А со временем полицейские стали обыскивать уже не всех, а выборочно, а то и вовсе не обращали на шаркающих мимо евреев внимания. Эти евреи надевают на себя по тридцать три одежки - все им холодно. А что им мерзнуть? В бараках работают, там печи топятся, чай кипятят. Всего и на улице бывают - от гетто к лагерю и обратно. А попробовали бы они с винтовкой на ветру при минус двадцать- двадцать пять смену выстоять. Нет, все же прав немец - не та евреи нация. Нет в них мужества, делающего нацию воинами. Евреи - торгаши. Ну, еще сапожники, ну там, кузнецы, столяры. Одним словом, мастеровыми тоже бывают. А чтоб по военному делу - нет. Жила не та. Духу в них нет, стойкости и дисциплины.
И вдруг находят на этой маленькой евреечке патронов чуть не на полчаса работы пулемету! Изумлению всего наряда не было конца. Все так уложено и обмотано тряпками, начиная от подмышек, по груди, спине, вниз до задницы и по ногам до колен. Как она только шла с таким грузом, здохлая?
- Ну, пархатая, теперь тебе будет. - только и сказал старший наряда.
Когда Лию остановили и приказали расстегнуть верхнюю одежду, она застыла неподвижно - рук от страха и обреченности не могла поднять.

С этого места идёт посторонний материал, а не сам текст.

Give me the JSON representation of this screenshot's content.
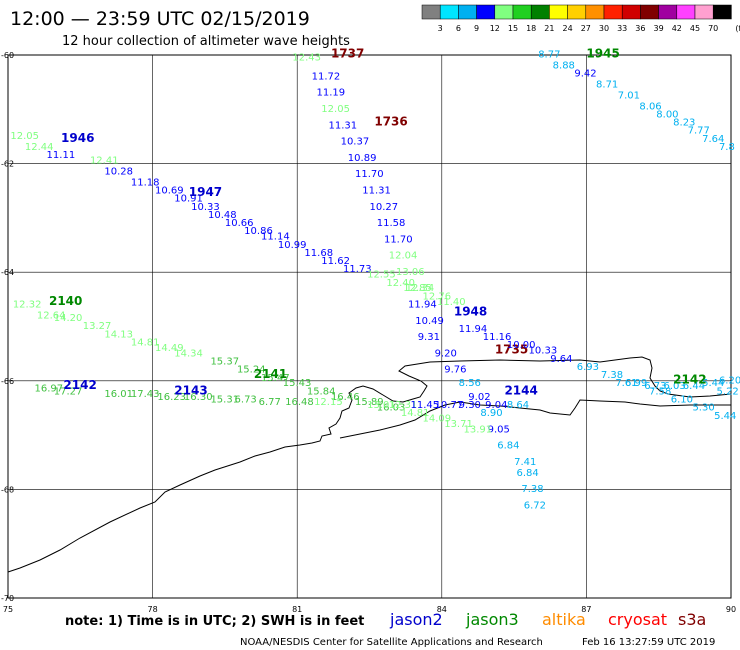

На нее крикнули. Она по-прежнему не двигалась. Толкнули, она упала в снег. Подняли с руганью, матами, расстегнули пальто и...

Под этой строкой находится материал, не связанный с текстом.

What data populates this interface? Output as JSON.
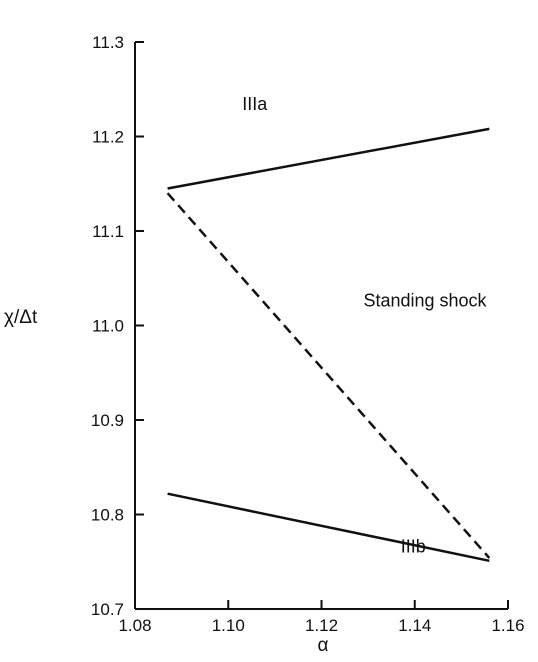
{
  "chart_data": {
    "type": "line",
    "xlabel": "α",
    "ylabel": "χ/Δt",
    "xlim": [
      1.08,
      1.16
    ],
    "ylim": [
      10.7,
      11.3
    ],
    "x_ticks": [
      1.08,
      1.1,
      1.12,
      1.14,
      1.16
    ],
    "x_tick_labels": [
      "1.08",
      "1.10",
      "1.12",
      "1.14",
      "1.16"
    ],
    "y_ticks": [
      10.7,
      10.8,
      10.9,
      11.0,
      11.1,
      11.2,
      11.3
    ],
    "y_tick_labels": [
      "10.7",
      "10.8",
      "10.9",
      "11.0",
      "11.1",
      "11.2",
      "11.3"
    ],
    "grid": false,
    "series": [
      {
        "name": "IIIa",
        "style": "solid",
        "x": [
          1.087,
          1.156
        ],
        "y": [
          11.145,
          11.208
        ]
      },
      {
        "name": "IIIb",
        "style": "solid",
        "x": [
          1.087,
          1.156
        ],
        "y": [
          10.822,
          10.751
        ]
      },
      {
        "name": "Standing shock",
        "style": "dashed",
        "x": [
          1.087,
          1.156
        ],
        "y": [
          11.14,
          10.754
        ]
      }
    ],
    "annotations": [
      {
        "text": "IIIa",
        "x": 1.103,
        "y": 11.228
      },
      {
        "text": "Standing shock",
        "x": 1.129,
        "y": 11.02
      },
      {
        "text": "IIIb",
        "x": 1.137,
        "y": 10.76
      }
    ]
  }
}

- Вот это да, сука! - воскликнул полицман. - Ты смотри, что делает!
Разрезали тряпки ножами, и килограммы боевых патронов попадали на утоптанный снег. Ноги у Лии от страха стали словно ватные. Она еле стояла.
- Кто тебе это дал?! - кричали ей в лицо. - Отвечай!
Прибежал немец, ругался громко, тряс кулаками. Лию повели в СД. Вернее, поволокли, переставлять ног она не могла. Ее затащили в здание, на крыльце которого стоял часовой с автоматом, дверь за ней захлопнулась, и никто больше Лию не видел, и не знал никто, сколько страха, ужаса, унижения и боли приняла эта тихая, маленькая, незаметная девушка в последние часы своей короткой жизни.
Все члены подполья с ужасом ожидали повальных арестов и не знали, на что решиться - бежать сейчас же в лес, к партизанам, что будет означать окончательную потерю возможности снабжать отряд оружием и всем остальным, что необходимо людям в боевой лесной жизни? Или выжидать, надеясь на чудо? Хотя никто не верил, что такое чудо может совершиться - Лия выдержит пытки и никого не выдаст. Она их и не выдержала - умерла. Не успев ничего сказать. Вернее - сумев промолчать до самой смерти. Она кричала, визжала, выла, но не сказала ни одного слова.
Поняв, что еврейка мертва, взбешенный ее молчанием фашист в черном мундире харкнул на маленькое бездыханное тельце.
- Убрать! - приказал он. Ее зацепили крюком снизу за подбородок и поволокли. А кровавый след на полу затер дневальный из полицейских.